Fear not, Tapping is happy to report that in a future episode called "Chimera," airing in the second half of the season, she gets a chance at real love.

"I've spent the morning naked in bed with a man," she reports during her lunch break in Vancouver. "Let's talk, because it's the first time my character's had sex in seven years. Carter finally gets a boyfriend who does not die, for the first time.

"He's human. He's cute as a button. Actually, the actor playing it is David DeLuise, Peter DeLuise's youngest brother. Oh, my God, he's gorgeous! And the more you get to know him, the cuter he becomes. He's got the DeLuise charm, so I totally have a huge crush on him."

This hardly is the beginning of the DeLuise family's involvement in "Stargate: SG-1." Father Dom and sons Peter and Michael have guest-starred, and Peter also is a producer, writer and director for the show.

"We had to have him [David] because we've had every DeLuise on the show." Tapping says. "We were having a hard time casting this part, then David's name was thrown into the mix, and everyone went, 'Oh, yeah, of course!' He's so different from Peter and Michael, but he's fantastic and sweet and warm and funny -- total great chemistry right away."

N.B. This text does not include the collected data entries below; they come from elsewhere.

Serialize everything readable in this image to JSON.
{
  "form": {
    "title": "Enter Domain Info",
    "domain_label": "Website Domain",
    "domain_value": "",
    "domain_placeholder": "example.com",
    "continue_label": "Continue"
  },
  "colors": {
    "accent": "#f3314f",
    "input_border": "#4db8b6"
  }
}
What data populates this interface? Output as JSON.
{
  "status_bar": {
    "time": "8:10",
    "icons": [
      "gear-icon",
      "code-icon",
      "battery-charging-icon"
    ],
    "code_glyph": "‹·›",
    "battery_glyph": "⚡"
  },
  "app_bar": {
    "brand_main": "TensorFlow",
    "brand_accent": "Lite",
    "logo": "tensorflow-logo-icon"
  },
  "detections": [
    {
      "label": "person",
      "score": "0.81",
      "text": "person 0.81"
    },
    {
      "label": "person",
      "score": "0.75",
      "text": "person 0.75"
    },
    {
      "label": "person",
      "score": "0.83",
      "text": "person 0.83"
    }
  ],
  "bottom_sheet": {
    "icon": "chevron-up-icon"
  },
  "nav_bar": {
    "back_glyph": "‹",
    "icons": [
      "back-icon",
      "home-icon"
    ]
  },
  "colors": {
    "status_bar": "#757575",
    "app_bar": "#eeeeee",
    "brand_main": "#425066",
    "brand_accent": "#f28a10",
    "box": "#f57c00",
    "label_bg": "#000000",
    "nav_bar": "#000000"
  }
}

DeLuise's character is a police detective and a civilian. "The conflict, the story, comes from that she can't tell him what she does for a living," Tapping explains. "Her brother set her up, totally cute, and she falls head over heels for this guy.

"Of course, there's a part of her that has to hold back, and it kills her that she can't tell him. It kills her."

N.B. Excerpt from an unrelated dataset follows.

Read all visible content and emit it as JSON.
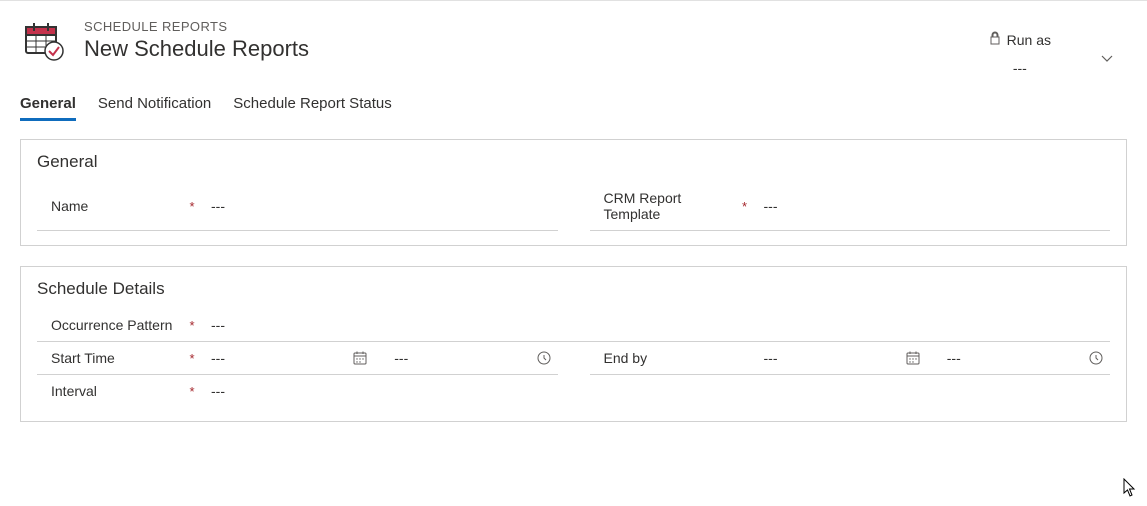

On the other hand, it did mean that Tapping temporarily shed her military fatigues. "It's the first time you'll see Carter in some sexy skivvies. I got to wear skirts and heels, and at the end of the night, this very sexy dress. He takes her out dancing. I just spent the morning naked ... so, a whole new departure for this character."

Asked how many non-essential personnel may have come in for the morning's filming, Tapping quips, "I don't know how all the producers fit into that house!"

While Tapping enjoyed the change of costume, it did feel a bit strange. "As an actress, I'm so sick of Army boots and my P90 [sub-machine gun]. Yet, last Friday, we're shooting all this stuff where I was in frocks and this beautiful dress, and I felt so out of my element.

"I went, 'If I could do this scene with a P90, I'd be OK.' I have these smoking 3-inch heels and this dress, and I felt completely vulnerable."

The fact that Tapping longed for her gun surprises the Canadian actress most of all. "Me, Amanda, I don't like guns. I'm not afraid to say it. I just don't think that any single human being should have that much power. It's such a controversy to talk about guns in our culture, but it's an issue.

"It's something that I've always been uncomfortable with, but I have to be honest, I have such a Zen with my weapon. I'm so comfortable with it, it's freaky."

Tapping says that because of the war in Iraq, it became harder to get P90 shells to convert into blanks, so Anderson's character kept his P90, while Tapping's got a new gun.

"I don't know exactly what it is," she says. "It's an M16 with something else on the front and something else on the back. We're calling it the 'Carter Special.' It's a honking huge weapon. When I shoot it, flames come out. It's just craziness."